Demon z trzaskiem stawów wyprostował dłonie.

– Wiem, co masz na myśli. Ojca pijaka i uroczą, acz niezwykle ambitną, siostrę. Uśmiałabyś się, gdybyś wiedziała, co teraz robi.

Calico z nerwów wykręcała palce.

– Ja po prostu chcę ich zobaczyć – szepnęła błagalnie. Jeśli liczyła, że może grać z demonem w jedną grę, srodze się zawiodła.

– Och, zobaczysz. Jestem tego pewien. Choć jeszcze nie teraz. Więc wracaj do siebie, nie znoszę się powtarzać.

Nastolatka wykonała ukłon i bez słowa wyszła z pomieszczenia.
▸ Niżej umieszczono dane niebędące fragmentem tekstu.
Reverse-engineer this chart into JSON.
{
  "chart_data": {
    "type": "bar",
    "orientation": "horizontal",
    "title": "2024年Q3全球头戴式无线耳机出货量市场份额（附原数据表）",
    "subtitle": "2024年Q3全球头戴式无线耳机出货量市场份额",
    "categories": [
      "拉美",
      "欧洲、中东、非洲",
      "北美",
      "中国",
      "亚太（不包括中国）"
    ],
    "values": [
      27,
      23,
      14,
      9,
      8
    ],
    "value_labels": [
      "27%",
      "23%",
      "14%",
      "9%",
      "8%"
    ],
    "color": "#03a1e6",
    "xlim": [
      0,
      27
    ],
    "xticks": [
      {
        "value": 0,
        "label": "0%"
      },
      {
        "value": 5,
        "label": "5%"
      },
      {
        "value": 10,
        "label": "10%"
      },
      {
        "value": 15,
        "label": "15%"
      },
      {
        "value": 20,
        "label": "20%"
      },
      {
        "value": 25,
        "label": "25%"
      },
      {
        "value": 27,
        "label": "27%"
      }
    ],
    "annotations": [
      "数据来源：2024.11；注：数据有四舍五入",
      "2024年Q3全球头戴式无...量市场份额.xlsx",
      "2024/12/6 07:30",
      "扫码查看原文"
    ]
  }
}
Pieczęć na dłoni zapłonęła, a niewidzialny kokon, ograniczający zdolności, spowił całe ciało.

Lozen, gdziekolwiek teraz jesteś i cokolwiek robisz, po prostu rób wszystko, aby przetrwać – westchnęła w myślach Calico. Wiedziała, że sama powinna wziąć to motto do serca. Trupy się nie liczą. Byle tylko nie być jednym z nich.